Amos Miers, a Democrat from Pinellas County, said Nelson would have benefited from a primary challenge, referring specifically to Kissimmee resident Tamika Lyles, who originally filed in the Democratic primary before bowing out. “It would have prepared him further for the general (election) by addressing issues from a younger candidate who is a progressive African-American woman,” he says.

The race got nasty as the vote tallies got closer after election night Nov. 6, and Scott alleged “fraud” on the part of Nelson and other Democrats, with no proof to back up the allegations. Ultimately, Secretary of State Ken Detzner did refer one matter for investigators: allegations that state Democrats sent incorrect instructions to mail-in voters for four counties. But overall, the machine and manual recounts over the days still ended up with Scott winning.

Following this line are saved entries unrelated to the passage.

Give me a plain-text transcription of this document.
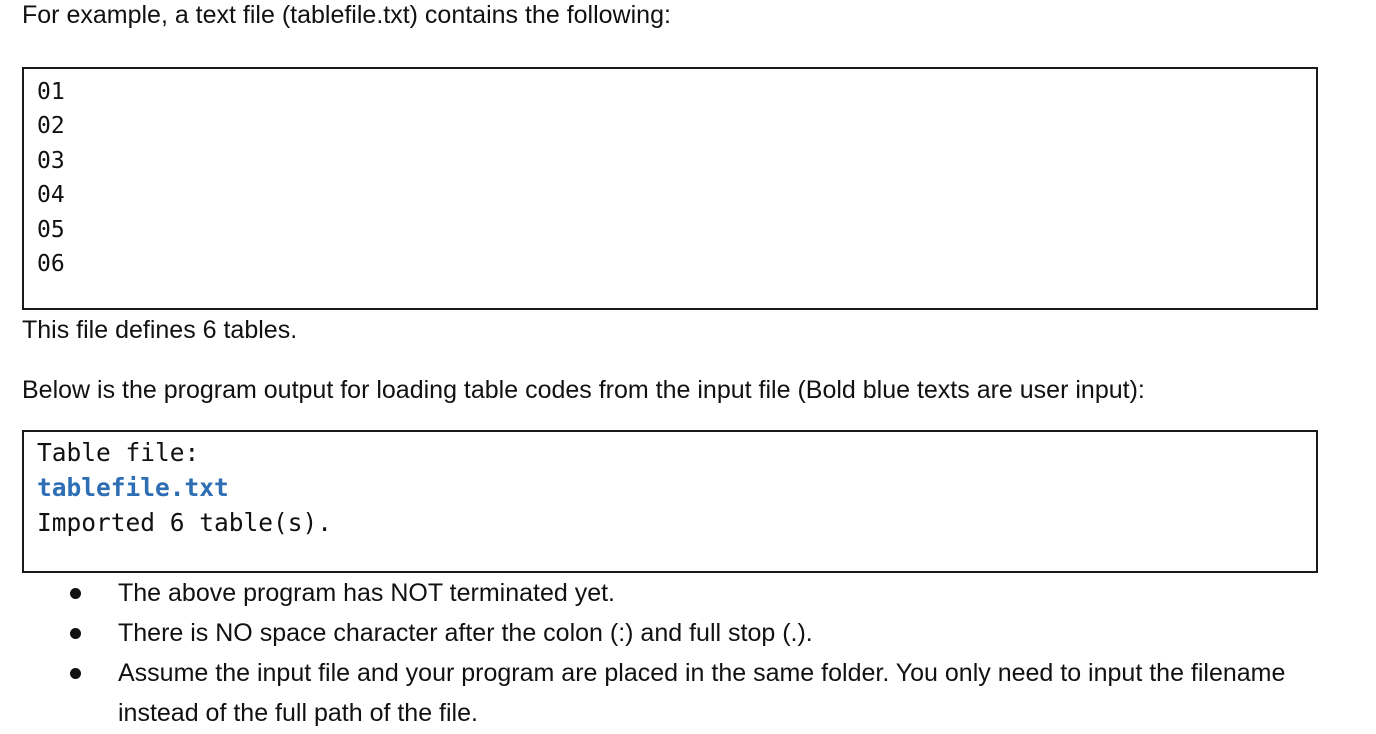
For example, a text file (tablefile.txt) contains the following:
01
02
03
04
05
06
This file defines 6 tables.
Below is the program output for loading table codes from the input file (Bold blue texts are user input):
Table file:
tablefile.txt
Imported 6 table(s).
The above program has NOT terminated yet.
There is NO space character after the colon (:) and full stop (.).
Assume the input file and your program are placed in the same folder. You only need to input the filename instead of the full path of the file.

While the race was exceedingly nasty, the two men did touch base Sunday afternoon after the final numbers were posted.

“I just spoke with Senator Bill Nelson, who graciously conceded, and I thanked him for his years of public service,” Scott said in a statement.

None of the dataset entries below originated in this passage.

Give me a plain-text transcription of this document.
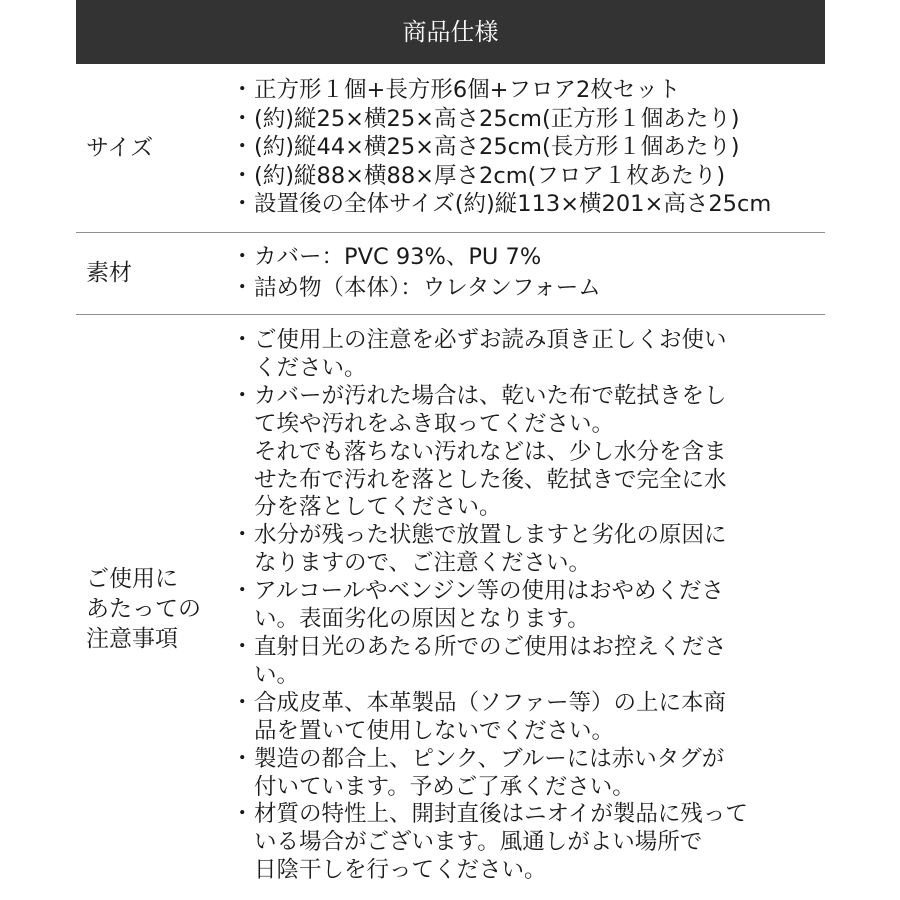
商品仕様
サイズ
・ 正方形１個+長方形6個+フロア2枚セット
・ (約)縦25×横25×高さ25cm(正方形１個あたり)
・ (約)縦44×横25×高さ25cm(長方形１個あたり)
・ (約)縦88×横88×厚さ2cm(フロア１枚あたり)
・ 設置後の全体サイズ(約)縦113×横201×高さ25cm
素材
・ カバー：PVC 93%、PU 7%
・ 詰め物（本体）：ウレタンフォーム
ご使用に
あたっての
注意事項
・ ご使用上の注意を必ずお読み頂き正しくお使い
ください。
・ カバーが汚れた場合は、乾いた布で乾拭きをし
て埃や汚れをふき取ってください。
それでも落ちない汚れなどは、少し水分を含ま
せた布で汚れを落とした後、乾拭きで完全に水
分を落としてください。
・ 水分が残った状態で放置しますと劣化の原因に
なりますので、ご注意ください。
・ アルコールやベンジン等の使用はおやめくださ
い。表面劣化の原因となります。
・ 直射日光のあたる所でのご使用はお控えくださ
い。
・ 合成皮革、本革製品（ソファー等）の上に本商
品を置いて使用しないでください。
・ 製造の都合上、ピンク、ブルーには赤いタグが
付いています。予めご了承ください。
・ 材質の特性上、開封直後はニオイが製品に残って
いる場合がございます。風通しがよい場所で
日陰干しを行ってください。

For the 76-year-old Nelson, it’s an apparent end to a political career that began in the Florida House of Representatives in 1992.

Until today, Nelson had lost only one other contest in his decades-long career. That was in the Democratic gubernatorial primary back in 1990, where he lost out to Lawton Chiles. Chiles hired him in 1995 to serve as the state’s insurance commissioner, a position he stayed in until running and winning a seat in the U.S. Senate in 2000, where he served three terms.

Shortly after 3 p.m., Nelson issued a statement. Here’s an excerpt:

“To all Floridians, whether you voted for me, or for my opponent, or you didn’t vote at all, I ask that you to never give up this fight,” he said. “You must fight to protect the fundamental right to health care and against any attempt to rollback our progress on things like pre-existing conditions You must fight to preserve the natural wonders of this state, from the Everglades to the Pine Forests to the beaches and offshore waters.  Say ‘no’ to drilling – not one rig off our coastline. As a country, we need to continue to launch rockets and explore the heavens. I have seen the blue brilliance of the earth from the edge of the heavens.  And I will fight on to save this planet, our homes and our cities, from the spreading plague of the greenhouse gases that infect our atmosphere, and play havoc with our weather, and risks the planet our children and grandchildren will inherit. Every single one of us needs to keep fighting to strengthen Social Security and Medicare, for the generations that are there and to come.  It’s your Medicare, it’s your Social Security; you pay into those programs. They belong to you, and not to the politicians who are plotting to rob your retirement. I will continue to fight on and on for the inalienable human rights that are the soul and glory of the American experiment: civil rights, women’s rights, LGBT rights, and the sacred right to vote. We must end all forms of voter suppression, make it easier for Americans to vote, and honor the ideal that we are governed by the majority and not by the minority rule.”